Ausschluss eines GmbH-Gesellschafters vor Nichterbringung der bereits fällig gestellten Einlage
letzte Aktualisierung: 28.1.2021
BGH, Urt. v. 4.8.2020 – II ZR 171/19
GmbHG §§ 34, 19 Abs. 2 S. 1, 33 Abs. 1;
Ausschluss eines GmbH-Gesellschafters vor Nichterbringung der bereits fällig gestellten
Einlage
Der Gesellschafter einer GmbH kann, obwohl er seine bereits fällig gestellte Einlage noch nicht
vollständig erbracht hat, aus der Gesellschaft ausgeschlossen werden, ohne dass zugleich mit dem
Ausschluss ein Beschluss über die Verwertung seines Geschäftsanteils gefasst werden muss.
Entscheidungsgründe:
Die Revision der Beklagten hat Erfolg. Sie führt zur Aufhebung des Berufungsurteils
und zur Wiederherstellung des Urteils des Landgerichts.

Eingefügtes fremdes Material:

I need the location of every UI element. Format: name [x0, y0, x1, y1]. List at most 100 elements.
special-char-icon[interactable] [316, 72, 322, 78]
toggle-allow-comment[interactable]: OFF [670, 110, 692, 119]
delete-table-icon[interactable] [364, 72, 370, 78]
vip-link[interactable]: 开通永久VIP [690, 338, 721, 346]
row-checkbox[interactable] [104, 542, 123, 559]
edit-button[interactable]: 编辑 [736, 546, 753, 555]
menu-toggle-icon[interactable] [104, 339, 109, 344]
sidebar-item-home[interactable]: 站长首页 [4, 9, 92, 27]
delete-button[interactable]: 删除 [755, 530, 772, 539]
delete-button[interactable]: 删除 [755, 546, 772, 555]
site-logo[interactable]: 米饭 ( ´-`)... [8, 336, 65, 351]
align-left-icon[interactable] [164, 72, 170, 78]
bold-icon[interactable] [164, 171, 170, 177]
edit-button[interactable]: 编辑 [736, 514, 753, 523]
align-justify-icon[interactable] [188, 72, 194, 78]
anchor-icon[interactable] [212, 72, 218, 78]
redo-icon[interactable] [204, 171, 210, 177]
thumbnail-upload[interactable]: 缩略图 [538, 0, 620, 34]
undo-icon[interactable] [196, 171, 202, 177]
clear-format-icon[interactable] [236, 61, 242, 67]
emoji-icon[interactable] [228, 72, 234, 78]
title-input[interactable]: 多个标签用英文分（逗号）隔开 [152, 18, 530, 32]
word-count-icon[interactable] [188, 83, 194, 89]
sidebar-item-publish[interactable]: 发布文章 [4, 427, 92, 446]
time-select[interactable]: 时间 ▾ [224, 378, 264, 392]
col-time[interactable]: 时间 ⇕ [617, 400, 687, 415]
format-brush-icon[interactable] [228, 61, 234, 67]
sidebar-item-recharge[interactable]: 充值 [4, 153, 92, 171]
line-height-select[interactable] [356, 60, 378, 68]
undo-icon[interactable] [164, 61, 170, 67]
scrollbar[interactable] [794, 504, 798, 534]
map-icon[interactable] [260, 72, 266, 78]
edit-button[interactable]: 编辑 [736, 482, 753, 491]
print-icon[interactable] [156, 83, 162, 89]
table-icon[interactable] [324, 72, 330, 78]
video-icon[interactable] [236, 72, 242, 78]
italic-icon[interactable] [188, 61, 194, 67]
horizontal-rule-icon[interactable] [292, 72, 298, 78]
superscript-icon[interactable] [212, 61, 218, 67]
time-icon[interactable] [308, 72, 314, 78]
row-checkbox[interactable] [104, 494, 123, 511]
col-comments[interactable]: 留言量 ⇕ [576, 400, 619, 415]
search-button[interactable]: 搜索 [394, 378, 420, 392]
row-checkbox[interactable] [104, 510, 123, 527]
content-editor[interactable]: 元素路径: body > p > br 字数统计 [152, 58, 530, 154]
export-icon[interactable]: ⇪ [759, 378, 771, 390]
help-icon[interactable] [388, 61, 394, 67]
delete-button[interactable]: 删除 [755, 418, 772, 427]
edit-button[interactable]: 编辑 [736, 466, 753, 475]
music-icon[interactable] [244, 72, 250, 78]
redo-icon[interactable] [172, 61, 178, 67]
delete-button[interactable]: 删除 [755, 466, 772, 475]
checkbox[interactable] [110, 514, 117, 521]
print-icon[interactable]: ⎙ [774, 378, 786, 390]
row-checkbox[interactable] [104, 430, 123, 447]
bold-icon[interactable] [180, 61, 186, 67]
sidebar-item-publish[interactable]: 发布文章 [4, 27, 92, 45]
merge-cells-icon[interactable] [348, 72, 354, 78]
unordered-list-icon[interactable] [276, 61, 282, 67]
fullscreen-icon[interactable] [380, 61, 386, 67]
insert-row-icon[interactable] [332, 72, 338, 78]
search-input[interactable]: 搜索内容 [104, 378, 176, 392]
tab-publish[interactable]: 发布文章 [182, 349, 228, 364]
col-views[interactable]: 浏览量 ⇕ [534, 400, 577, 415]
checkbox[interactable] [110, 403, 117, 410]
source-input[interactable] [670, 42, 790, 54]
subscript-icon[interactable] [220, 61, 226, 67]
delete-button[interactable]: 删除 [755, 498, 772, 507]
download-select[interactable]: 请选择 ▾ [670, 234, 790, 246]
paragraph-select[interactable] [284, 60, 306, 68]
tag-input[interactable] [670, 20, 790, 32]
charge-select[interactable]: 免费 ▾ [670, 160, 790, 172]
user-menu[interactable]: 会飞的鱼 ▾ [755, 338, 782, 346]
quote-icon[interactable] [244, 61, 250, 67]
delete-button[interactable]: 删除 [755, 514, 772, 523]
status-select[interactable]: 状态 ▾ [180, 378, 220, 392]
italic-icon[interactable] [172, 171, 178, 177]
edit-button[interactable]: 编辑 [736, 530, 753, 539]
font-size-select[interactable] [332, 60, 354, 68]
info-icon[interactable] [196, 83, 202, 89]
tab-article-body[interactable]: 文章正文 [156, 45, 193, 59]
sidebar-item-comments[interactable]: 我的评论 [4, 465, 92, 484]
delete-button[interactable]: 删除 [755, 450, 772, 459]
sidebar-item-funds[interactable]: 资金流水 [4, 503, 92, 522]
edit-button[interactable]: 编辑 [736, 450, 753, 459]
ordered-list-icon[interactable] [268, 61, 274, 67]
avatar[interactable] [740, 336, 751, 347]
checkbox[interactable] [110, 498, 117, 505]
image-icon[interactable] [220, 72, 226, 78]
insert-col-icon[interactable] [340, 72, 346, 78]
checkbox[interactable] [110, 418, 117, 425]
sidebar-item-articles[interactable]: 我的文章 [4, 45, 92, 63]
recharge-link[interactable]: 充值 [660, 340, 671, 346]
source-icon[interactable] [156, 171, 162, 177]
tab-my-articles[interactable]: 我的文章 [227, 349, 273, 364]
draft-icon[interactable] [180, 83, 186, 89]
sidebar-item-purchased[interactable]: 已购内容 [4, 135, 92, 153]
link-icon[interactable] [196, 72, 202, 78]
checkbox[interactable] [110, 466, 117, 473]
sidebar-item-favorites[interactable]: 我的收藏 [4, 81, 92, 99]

I. Das Berufungsgericht hat seine Entscheidung im Wesentlichen wie
folgt begründet: Der angefochtene Gesellschafterbeschluss, mit dem die Klägerin
aus der Beklagten habe ausgeschlossen werden sollen, sei nichtig. Aus dem
Grundsatz der Kapitalerhaltung, auf den ausdrücklich auch für die Einziehung
von Geschäftsanteilen verwiesen werde, folge, dass die Ausschließung eines
Gesellschafters, der seine Stammeinlage noch nicht vollständig erbracht habe,
unzulässig sei.
Zwar sei bei der Ausschließung die Volleinzahlung des Geschäftsanteils
grundsätzlich nicht erforderlich. Da hier die Initiative von den Mitgesellschaftern
ausgehe, könnten sie zugleich beschließen, den nicht voll eingezahlten Geschäftsanteil
selbst zu übernehmen. Möglich sei auch die Übertragung auf einen
Dritten. Entscheidend sei aber, dass "zugleich" mit der Ausschließung das
weitere Schicksal des nicht voll eingezahlten Gesellschaftsanteils geklärt werde.
Unter diesen besonderen Voraussetzungen trete unmittelbar mit dem Ausscheiden
des säumigen Gesellschafters ein anderer Schuldner für die noch
ausstehende Stammeinlage an dessen Stelle, sodass der Grundsatz der Kapitalerhaltung
ohne weiteres gewahrt werde.
Auf dem von der Beklagten beschrittenen Weg, zunächst nur über den
Ausschluss der Klägerin zu entscheiden, die Entscheidung über das weitere
Schicksal dieses Gesellschaftsanteils aber zurückzustellen, würde dagegen
eine Situation entstehen, bei der es vorübergehend keinen Schuldner für die
noch ausstehende Stammeinlage gebe. Die Dauer dieses Zustands wäre dabei
völlig unklar, weil es keinen Zeitpunkt gebe, bis zu dem zwingend über das weitere
Schicksal des Gesellschaftsanteils entschieden werden müsse; eine solche
Entscheidung sei auch nicht zu erzwingen, sondern stünde dann letztlich im
Belieben der verbliebenen Gesellschafter. Eine Stammeinlageforderung ohne
einen entsprechenden Schuldner sei aber offensichtlich mit dem Gebot der Kapitalerhaltung
nicht vereinbar.
II. Diese Ausführungen halten der rechtlichen Nachprüfung nicht stand.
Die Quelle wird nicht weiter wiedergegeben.